September 23 is the feast of Saint Adamnan, a seventh-century Donegal saint who was the ninth abbot of Iona and one of the most prominent churchmen of his time. I recently treated myself to a copy of a new book on the saint by Brian Lacey, Adomnán, Adhamhnán, Eunan: Life and afterlife of a Donegal Saint, published by Four Courts Press in May of this year and look forward to reading a modern scholar's reappraisal of this fascinating man. Although he is generally best known as the hagiographer of and successor to Saint Colum Cille of Iona, there remains a more local aspect to the cult of Saint Adamnan who is the co-patron of the Donegal diocese of Raphoe, a connection which has a chapter of its own in Lacey's book. In the seventeenth century Micheal O'Clery compiled The Martyrology of Donegal, whose entry for this day contains a summary of what had been handed down about local hero, Adamnan. It presents him as an abbot, ascetic, and mystic who is sustained by a vision of the Christ child for three days and who is further associated with an apocalyptic vision of heaven and hell. It concludes with a reference to the List of Irish Parallel Saints in which our native holy men are viewed as local equivalents of major Christian figures, with Saint Adamnan likened to Pope Sylvester:
23. G. NONO KAL. OCTOBRIS. 23.J.H. Todd and W. Reeves, eds, John O'Donovan, trans. The Martyrology of Donegal: A Calendar of the Saints of Ireland, (Dublin, 1864) pp. 255-257.
ADAMNAN, son of Ronan, of the race of Conall Gulban, son of Niall, as to his stock. His mother was of the race of Enna, son of Niall. Ronat was her name. This is the Adamnan who was six and twenty years in the abbacy of I-Coluim-Cille. On a certain day that he was at Hi, he meditated in his mind to remain for three days and three nights in his church alone praying to the Lord, and he remained to the end of that time without coming to the monastery at all. They sent some mature men to the church to know how the cleric was, for they thought he was too long absent from them. They looked through the key-hole, and they saw a little boy with brilliance and bright radiance in the bosom of Adamnan. And Adamnan was thanking and caressing the infant; and they were not able to look at him any longer by reason of the divine rays which were around the boy. They were certain that it was Jesus who was in the shape of an infant, delighting Adamnan in this manner, and also that he was his satisfaction and gratification during these three days and nights. He was a vessel of wisdom, and a man full of the grace of God, and of the knowledge of the holy Scriptures, and of every other wisdom; a burning lamp which illuminated and enlightened the west of Europe with the light of virtues and good morals, laws, and rules, wisdom and knowledge, humility and self-abasement. These are his churches, namely, Rathbhoth, Druim-Thuama, in Cinel-Conaill; The Scrin, in Tir Fhiachrach Muaidhe and other churches besides. Seventy-seven years was his age when he sent his spirit to heaven, His body was interred with great honour and respect at Hi, and his body was removed to Erin after some time.

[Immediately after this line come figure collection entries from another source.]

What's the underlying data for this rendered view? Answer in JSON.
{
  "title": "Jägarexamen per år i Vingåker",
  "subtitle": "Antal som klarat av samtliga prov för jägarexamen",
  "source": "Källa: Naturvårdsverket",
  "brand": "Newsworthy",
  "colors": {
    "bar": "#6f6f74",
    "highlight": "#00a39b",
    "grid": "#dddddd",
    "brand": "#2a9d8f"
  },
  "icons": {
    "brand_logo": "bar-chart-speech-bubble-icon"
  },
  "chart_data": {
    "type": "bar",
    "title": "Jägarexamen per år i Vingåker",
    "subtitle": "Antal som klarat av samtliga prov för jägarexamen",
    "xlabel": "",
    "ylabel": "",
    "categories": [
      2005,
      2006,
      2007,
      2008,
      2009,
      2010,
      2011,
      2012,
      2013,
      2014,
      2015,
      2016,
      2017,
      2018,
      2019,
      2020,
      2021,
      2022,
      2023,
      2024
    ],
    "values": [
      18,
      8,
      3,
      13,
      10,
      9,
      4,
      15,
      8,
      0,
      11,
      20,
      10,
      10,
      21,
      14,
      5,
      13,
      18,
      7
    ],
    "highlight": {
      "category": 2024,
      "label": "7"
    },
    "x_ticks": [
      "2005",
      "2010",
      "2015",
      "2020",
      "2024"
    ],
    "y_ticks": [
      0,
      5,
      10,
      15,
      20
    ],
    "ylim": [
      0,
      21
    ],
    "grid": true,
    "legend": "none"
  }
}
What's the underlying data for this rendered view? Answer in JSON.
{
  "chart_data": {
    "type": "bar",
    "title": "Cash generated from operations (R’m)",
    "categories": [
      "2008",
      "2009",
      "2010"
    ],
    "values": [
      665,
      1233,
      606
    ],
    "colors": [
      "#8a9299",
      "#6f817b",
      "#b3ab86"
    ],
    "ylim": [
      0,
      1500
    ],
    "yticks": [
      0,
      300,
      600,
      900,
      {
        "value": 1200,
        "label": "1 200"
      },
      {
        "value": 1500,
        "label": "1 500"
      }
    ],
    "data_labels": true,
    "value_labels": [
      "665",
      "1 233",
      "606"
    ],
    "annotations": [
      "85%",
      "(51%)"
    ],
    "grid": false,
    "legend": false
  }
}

It was to Adamnan were revealed the glory of the kingdom of heaven and the pains of hell, as contained in the Vision of Adamnan,which was copied from the Leabhar-na-hUidhre. And thenceforward it was the glory of heaven and the pains of hell he used to preach. The Life of Ciaran, of Cluain, states, chap. 47, that the order of Adamnan was one of the eight orders that were in Erin.

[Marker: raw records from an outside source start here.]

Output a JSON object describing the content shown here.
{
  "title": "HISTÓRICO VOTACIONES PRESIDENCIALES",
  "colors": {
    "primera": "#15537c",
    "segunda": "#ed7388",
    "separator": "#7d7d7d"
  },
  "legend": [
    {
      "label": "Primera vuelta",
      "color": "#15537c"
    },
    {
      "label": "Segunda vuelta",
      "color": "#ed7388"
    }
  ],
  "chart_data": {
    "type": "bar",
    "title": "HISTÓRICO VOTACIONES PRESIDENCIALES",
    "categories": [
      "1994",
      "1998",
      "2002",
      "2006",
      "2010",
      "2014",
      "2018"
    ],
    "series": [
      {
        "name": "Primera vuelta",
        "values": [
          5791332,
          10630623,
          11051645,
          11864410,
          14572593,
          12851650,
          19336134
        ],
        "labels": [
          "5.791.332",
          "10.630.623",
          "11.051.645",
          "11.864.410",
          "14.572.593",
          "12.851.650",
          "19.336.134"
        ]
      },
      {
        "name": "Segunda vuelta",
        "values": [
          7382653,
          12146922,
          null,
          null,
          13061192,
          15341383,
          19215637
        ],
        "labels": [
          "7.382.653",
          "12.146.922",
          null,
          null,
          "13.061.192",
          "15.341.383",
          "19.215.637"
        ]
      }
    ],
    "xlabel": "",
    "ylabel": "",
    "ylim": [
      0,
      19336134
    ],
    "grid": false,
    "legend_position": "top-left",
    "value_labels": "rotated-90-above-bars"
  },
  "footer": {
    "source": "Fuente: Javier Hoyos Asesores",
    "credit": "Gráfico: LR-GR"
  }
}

A very ancient old-vellum-book, of which we have spoken at 1st of February, at Brighit, and at 17th March, at Patrick, and at 9th of June, at Colum Cille, &c., states, that Adamnan was, in his habits and life, like unto Silvester the Pope.
Dr Lacey comments:
The Martyrology entry doesn't tell us anything new or even anything very interesting about Adomnán, made up as it is of extracts from earlier texts and stock hagiographical phrases. But it does tell us how the great seventh-century Donegal intellectual and scholar, Adomnán,was perceived by one of the greatest intellectual and scholarly Irishmen, also from Donegal, about a thousand years later.
Brian Lacey, Adomnán, Adhamhnán, Eunan: Life and afterlife of a Donegal Saint (Dublin, 2021), p. 214.